Energy futureMicrobes mine trapped energy

Published 6 May 2008

Microbes naturally convert oil to methane over tens of millions of years; scientists find that this time scale could be shortened to a few hundred days in the laboratory by feeding the oil-based microbes with special nutrients

Research underway by
British and Canadian scientists is aiming to prove whether microbes can be used
to unlock the energy trapped in the world’s unrecoverable heavy oil deposits.
Scientists at Newcastle
University
and the Calgary University, Canada, have set up a
company, Profero Energy, to build on their recent research, which demonstrated
how naturally-occurring microbes convert oil to methane over tens of millions
of years.
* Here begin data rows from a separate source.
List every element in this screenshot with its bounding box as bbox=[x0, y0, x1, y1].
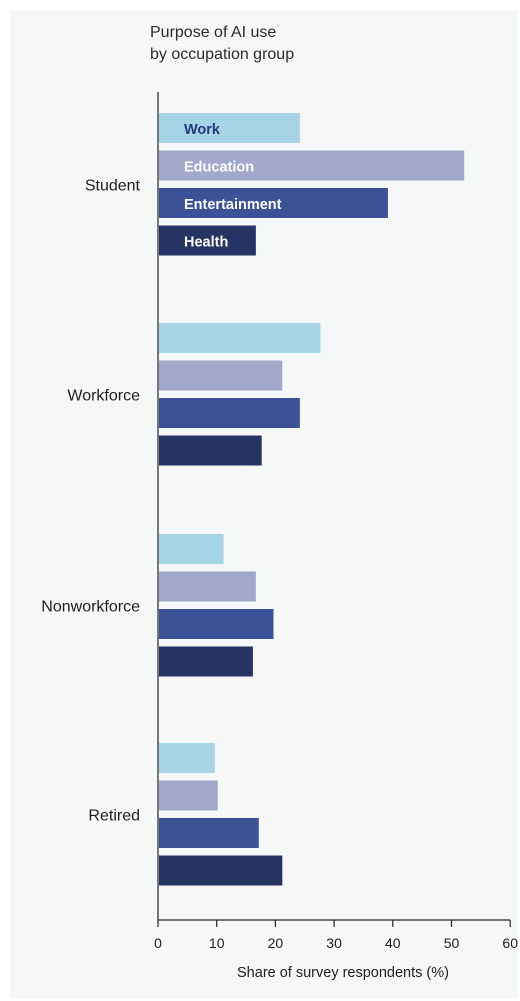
chart-title: Purpose of AI use by occupation group bbox=[150, 22, 294, 66]
category-label-workforce: Workforce bbox=[67, 387, 140, 404]
legend-label-education: Education bbox=[184, 160, 254, 176]
bar-retired-health bbox=[159, 855, 283, 886]
bar-student-education bbox=[159, 150, 465, 181]
bar-student-entertainment bbox=[159, 188, 388, 218]
x-tick-label-40: 40 bbox=[385, 935, 401, 951]
bars-layer: Work Education Entertainment Health bbox=[159, 113, 465, 886]
bar-retired-work bbox=[159, 743, 215, 773]
legend-label-health: Health bbox=[184, 235, 228, 251]
bar-student-work bbox=[159, 113, 300, 143]
bar-workforce-health bbox=[159, 435, 262, 466]
bar-retired-education bbox=[159, 780, 218, 811]
x-tick-label-0: 0 bbox=[154, 935, 162, 951]
category-labels-layer: Student Workforce Nonworkforce Retired bbox=[41, 177, 140, 824]
x-tick-label-20: 20 bbox=[268, 935, 284, 951]
x-tick-label-50: 50 bbox=[444, 935, 460, 951]
category-label-retired: Retired bbox=[88, 807, 140, 824]
legend-label-entertainment: Entertainment bbox=[184, 197, 282, 213]
x-tick-label-10: 10 bbox=[209, 935, 225, 951]
bar-retired-entertainment bbox=[159, 818, 259, 848]
bar-nonworkforce-education bbox=[159, 571, 256, 602]
bar-workforce-education bbox=[159, 360, 283, 391]
chart-title-line-2: by occupation group bbox=[150, 46, 295, 63]
bar-nonworkforce-health bbox=[159, 646, 253, 677]
bar-nonworkforce-entertainment bbox=[159, 609, 274, 639]
bar-nonworkforce-work bbox=[159, 534, 224, 564]
bar-workforce-work bbox=[159, 323, 321, 353]
x-ticks-layer: 0 10 20 30 40 50 60 bbox=[154, 920, 518, 951]
legend-label-work: Work bbox=[184, 122, 221, 138]
bar-workforce-entertainment bbox=[159, 398, 300, 428]
chart-title-line-1: Purpose of AI use bbox=[150, 24, 277, 41]
category-label-student: Student bbox=[85, 177, 141, 194]
bar-student-health bbox=[159, 225, 256, 256]
x-axis-title: Share of survey respondents (%) bbox=[237, 965, 449, 981]
category-label-nonworkforce: Nonworkforce bbox=[41, 598, 140, 615]
x-tick-label-60: 60 bbox=[502, 935, 518, 951]
x-tick-label-30: 30 bbox=[326, 935, 342, 951]
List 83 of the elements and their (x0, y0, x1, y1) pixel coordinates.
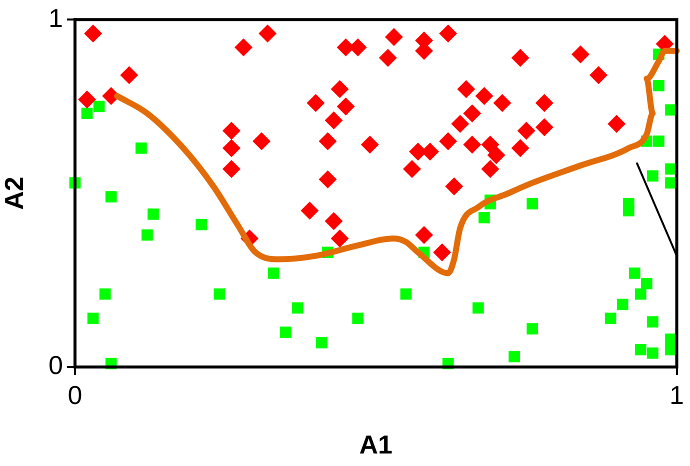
point (478, 212, 490, 224)
point (402, 160, 421, 178)
point (222, 122, 240, 140)
y-axis-title: A2 (0, 176, 29, 210)
point (99, 288, 111, 300)
point (400, 288, 412, 300)
point (487, 146, 506, 164)
point (258, 24, 277, 42)
point (222, 160, 240, 178)
point (84, 24, 102, 42)
point (78, 90, 96, 108)
point (324, 111, 343, 130)
point (665, 177, 676, 189)
point (647, 347, 658, 359)
point (214, 288, 226, 300)
point (87, 312, 99, 324)
point (81, 108, 93, 120)
point (628, 268, 640, 279)
point (475, 87, 494, 106)
point (665, 344, 676, 356)
point (608, 114, 626, 133)
point (330, 80, 349, 98)
point (415, 226, 434, 244)
point (433, 243, 452, 262)
point (463, 136, 482, 154)
point (324, 212, 343, 230)
point (665, 163, 676, 175)
point (268, 268, 280, 279)
x-axis-title: A1 (359, 430, 393, 460)
point (653, 80, 664, 92)
point (472, 302, 484, 314)
point (336, 97, 355, 116)
point (653, 136, 664, 147)
point (378, 48, 397, 67)
point (252, 132, 271, 150)
point (604, 312, 616, 324)
point (457, 80, 476, 98)
point (234, 38, 252, 56)
point (511, 48, 530, 67)
point (665, 104, 676, 116)
point (439, 24, 458, 42)
point (508, 350, 520, 362)
point (517, 122, 536, 140)
point (120, 66, 138, 84)
point (535, 118, 554, 136)
point (439, 132, 458, 150)
point (635, 344, 646, 356)
point (463, 104, 482, 122)
point (647, 170, 658, 182)
point (105, 191, 117, 202)
point (481, 160, 500, 178)
point (451, 114, 470, 133)
point (616, 298, 628, 310)
point (306, 94, 325, 112)
point (300, 202, 319, 220)
point (445, 177, 464, 196)
point (493, 94, 512, 112)
point (93, 100, 105, 112)
point (535, 94, 554, 112)
point (526, 323, 538, 334)
point (360, 136, 379, 154)
point (222, 139, 240, 158)
point (641, 278, 652, 290)
point (142, 229, 153, 241)
point (318, 132, 337, 150)
point (481, 136, 500, 154)
point (316, 337, 328, 348)
point (280, 326, 292, 338)
point (292, 302, 304, 314)
point (526, 198, 538, 210)
point (647, 316, 658, 328)
point (352, 312, 364, 324)
point (196, 218, 208, 230)
point (318, 170, 337, 188)
point (330, 229, 349, 248)
point (571, 45, 590, 64)
point (136, 142, 147, 154)
point (622, 205, 634, 216)
point (148, 208, 159, 220)
point (635, 288, 646, 300)
point (511, 139, 530, 158)
point (384, 28, 403, 46)
point (590, 66, 608, 84)
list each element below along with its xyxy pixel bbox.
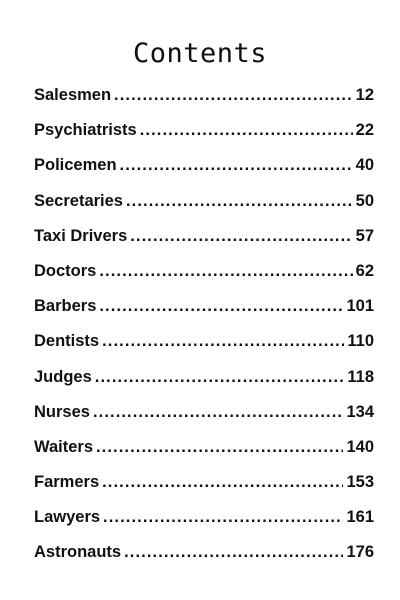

The research team discovered that the immense timescale of this
process could be shortened to a few hundred days in the laboratory by feeding
the oil-based microbes with special nutrients. They reasoned that similar
results could be obtained in an oilfield in a timescale of a year to tens of
 years.

The company will now move
on-site to begin pumping a special mixture of nutrients, dissolved in water,
down an oil well above exhausted oil deposits in western Canada. If the scientists’ calculations are correct,
natural gas should flow back out, as the microbes thrive on the nutrients,
multiply, and digest the tar-like oil at a greatly increased rate.